Discwoman
- Formation: 2014
- Type: Artist management, Booking agency
- Location: US;
- Origin: New York City
- Founders: Frankie Decaiza Hutchinson, Christine McCharen-Tran, Emma Burgess-Olson
- Website: http://www.discwoman.com

= Discwoman =

Creative music agency

Discwoman is a New York-based collective, booking agency, and event platform representing and showcasing women and non-binary artists in the electronic music community. It was founded in 2014 by Frankie Decaiza Hutchinson, Emma Burgess-Olson (Umfang), and Christine McCharen-Tran.

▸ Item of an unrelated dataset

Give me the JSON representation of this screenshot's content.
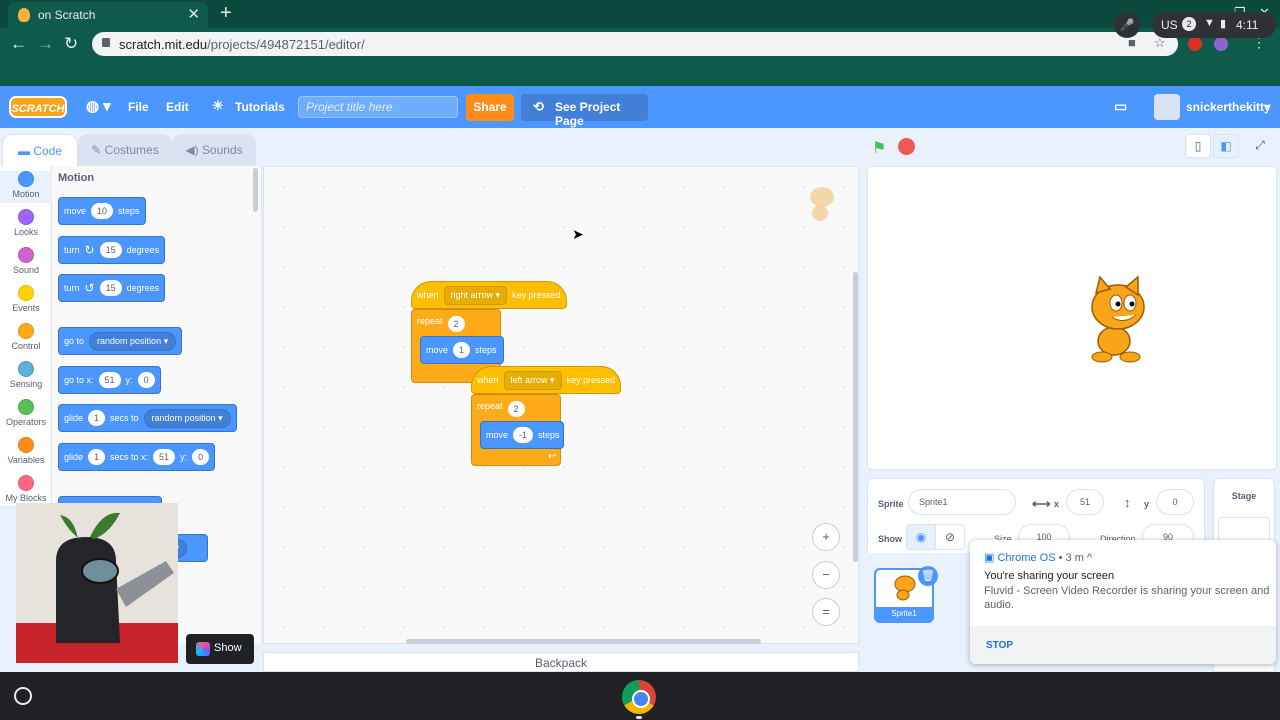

Discwoman aims to address issues of gender imbalance in club and festival lineups.

== Artist roster ==
Discwoman roster as of August 2022.

- Ariel Zetina
- Ashley Venom
- BEARCAT
- Bergsonist
- bronz3 g0dd3ss
- Ciel
- Fauzia
- Juana
- Juliana Huxtable
- mobilegirl
- Riobamba
- SHYBOI
- Ziúr

==Events==
Since its inaugural event at Bushwick, Brooklyn’s Bossa Nova Civic Club, Discwoman has presented showcases in Boston, Detroit's Movement Festival, Mexico City, Montreal, Philadelphia, Pittsburgh's VIA Festival, San Juan, Seattle's Decibel Festival, and Toronto.

Co-founder Hutchinson, was involved in the 2017 campaign that repealed New York's anti-dancing Cabaret Law claiming it contained a disproportionate targeting of black and other minority communities. Hutchinson curated the Dweller Festival, promoting black underground talent in New York City.